Several respondents praised AI tools like ChatGPT and Copilot as valuable aids in planning and brainstorming. One test manager highlighted, “ChatGPT, Copilot, etc., are very nice sparring partners when thinking about things to take into consideration. It was a great help in putting together a test plan for a project.” Another test manager had similar thoughts, noting that AI can provide a comprehensive framework for QA plans, which significantly speeds up the process of creating customer or product-specific plans.

However, the comments also pointed out that AI tools have their limitations and cannot fully replace human insight and detailed understanding. One respondent mentioned, “AI solutions today produce quite a comprehensive list of things, but they can not replace human thinking and knowledge of specifics.” 

Additionally, some test managers observed that the current maturity level of testing tools in their organization might limit the potential benefits of AI. As one put it, “I guess the testing maturity and tooling in the organization is not at the moment on the level that AI assisting tools would bring much more benefits.” 

These insights suggest that while AI tools are useful for certain aspects of test management, their full potential is yet to be realized, especially in environments that are still developing their testing infrastructure.

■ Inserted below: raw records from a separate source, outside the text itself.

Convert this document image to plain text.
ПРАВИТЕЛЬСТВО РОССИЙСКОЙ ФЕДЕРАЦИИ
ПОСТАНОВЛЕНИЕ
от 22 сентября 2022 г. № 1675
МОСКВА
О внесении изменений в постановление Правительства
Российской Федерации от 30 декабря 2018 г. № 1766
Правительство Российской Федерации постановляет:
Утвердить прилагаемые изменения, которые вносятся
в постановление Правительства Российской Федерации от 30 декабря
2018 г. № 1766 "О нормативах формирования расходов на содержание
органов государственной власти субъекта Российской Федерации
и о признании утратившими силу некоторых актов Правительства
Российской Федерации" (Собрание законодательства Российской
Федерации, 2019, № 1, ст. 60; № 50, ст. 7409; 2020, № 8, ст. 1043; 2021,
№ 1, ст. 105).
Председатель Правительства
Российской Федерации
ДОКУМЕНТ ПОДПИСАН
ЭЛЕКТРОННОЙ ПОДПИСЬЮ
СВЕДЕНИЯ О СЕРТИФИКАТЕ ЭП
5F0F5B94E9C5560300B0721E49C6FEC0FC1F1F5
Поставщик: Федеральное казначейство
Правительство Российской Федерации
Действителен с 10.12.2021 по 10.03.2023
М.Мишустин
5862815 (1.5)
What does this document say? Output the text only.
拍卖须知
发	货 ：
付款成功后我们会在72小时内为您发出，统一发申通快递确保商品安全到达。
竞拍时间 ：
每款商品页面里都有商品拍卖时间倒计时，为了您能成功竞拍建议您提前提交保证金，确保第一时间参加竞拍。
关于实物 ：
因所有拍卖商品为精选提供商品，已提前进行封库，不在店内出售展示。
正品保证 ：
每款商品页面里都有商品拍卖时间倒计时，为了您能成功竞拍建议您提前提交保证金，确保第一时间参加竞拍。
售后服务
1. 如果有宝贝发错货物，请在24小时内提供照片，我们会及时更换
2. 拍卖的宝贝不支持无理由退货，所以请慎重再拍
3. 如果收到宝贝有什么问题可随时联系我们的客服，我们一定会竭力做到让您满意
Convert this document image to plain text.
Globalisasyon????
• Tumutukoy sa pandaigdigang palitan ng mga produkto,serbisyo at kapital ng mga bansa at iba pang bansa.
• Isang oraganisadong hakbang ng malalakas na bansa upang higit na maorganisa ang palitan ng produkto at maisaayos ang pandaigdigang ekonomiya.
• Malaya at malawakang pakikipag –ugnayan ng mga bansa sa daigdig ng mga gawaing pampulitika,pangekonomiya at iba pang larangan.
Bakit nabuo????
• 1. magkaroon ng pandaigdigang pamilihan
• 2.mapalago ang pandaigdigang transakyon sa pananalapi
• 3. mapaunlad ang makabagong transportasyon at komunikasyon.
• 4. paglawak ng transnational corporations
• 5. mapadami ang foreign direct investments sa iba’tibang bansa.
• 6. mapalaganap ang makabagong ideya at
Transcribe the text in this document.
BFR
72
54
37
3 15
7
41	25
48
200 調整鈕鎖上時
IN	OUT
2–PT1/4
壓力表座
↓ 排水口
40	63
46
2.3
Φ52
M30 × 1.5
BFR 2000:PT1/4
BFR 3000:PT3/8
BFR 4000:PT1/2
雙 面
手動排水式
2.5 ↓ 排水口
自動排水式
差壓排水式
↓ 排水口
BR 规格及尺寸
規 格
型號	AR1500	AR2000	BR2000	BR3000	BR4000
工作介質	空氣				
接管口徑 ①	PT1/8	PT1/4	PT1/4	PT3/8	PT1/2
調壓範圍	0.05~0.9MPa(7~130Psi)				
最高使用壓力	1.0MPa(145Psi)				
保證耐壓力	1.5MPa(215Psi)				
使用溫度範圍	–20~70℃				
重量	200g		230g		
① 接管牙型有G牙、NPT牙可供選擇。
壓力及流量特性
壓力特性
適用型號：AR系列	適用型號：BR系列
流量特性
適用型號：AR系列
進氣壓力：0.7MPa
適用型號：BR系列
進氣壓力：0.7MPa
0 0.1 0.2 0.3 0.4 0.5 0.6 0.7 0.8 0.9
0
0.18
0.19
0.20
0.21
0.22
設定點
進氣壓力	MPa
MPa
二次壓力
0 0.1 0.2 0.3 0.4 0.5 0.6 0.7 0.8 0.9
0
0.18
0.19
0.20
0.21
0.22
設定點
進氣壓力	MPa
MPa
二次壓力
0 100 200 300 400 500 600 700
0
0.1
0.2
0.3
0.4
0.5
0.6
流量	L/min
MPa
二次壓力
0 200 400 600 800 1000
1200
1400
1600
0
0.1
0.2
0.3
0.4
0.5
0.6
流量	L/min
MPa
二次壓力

Comparison of those who have used AI assisted testing tools and those who haven’t

52% of the respondents had used AI tools in their work. What comes to the current state, the comparison is naturally false as the rest don’t have real world experience. What is interesting though is that those who haven’t used the tools also believe the efficiency gains would have been smaller compared to the group who have used them. 

Those who have used AI tools are also significantly more optimistic about future efficiency gains. This optimism gap suggests that firsthand experience with AI tools positively influences perceptions of their value. It implies that increasing exposure and hands-on experience with AI tools could shift overall sentiment more favorably. 

Naturally worth noting is that the ones who haven’t used the tools are mostly software testers and test management specialists who arguably can benefit less from AI tools at the moment in their work. 


Among the respondents, 52% are already using these tools, and they estimate an average efficiency improvement of 29% in their work. Test automation experts show the highest usage and most positive outlook on AI tools, whereas software testers remain more skeptical. Despite the optimism about efficiency gains, there is a shared belief that the rate of improvement may slow over time. These estimations are inherently uncertain, reflecting best guesses and personal opinions.

Analysis of different roles reveals that while test automation specialists are the most active users of AI tools, software testers have yet to adopt them widely, likely due to perceived lesser gains. Test management data, although limited, indicates moderate usage. The comments illustrate a range of experiences and expectations, from the ease of automating routine tasks and generating test cases to frustrations with the current maturity of AI tools. 

Overall, with the exception of software testers, AI tools are seen as beneficial at the moment at VALA. In the future, VALA people, also software testers, believe efficiency gains will further increase, approximately 40% from now.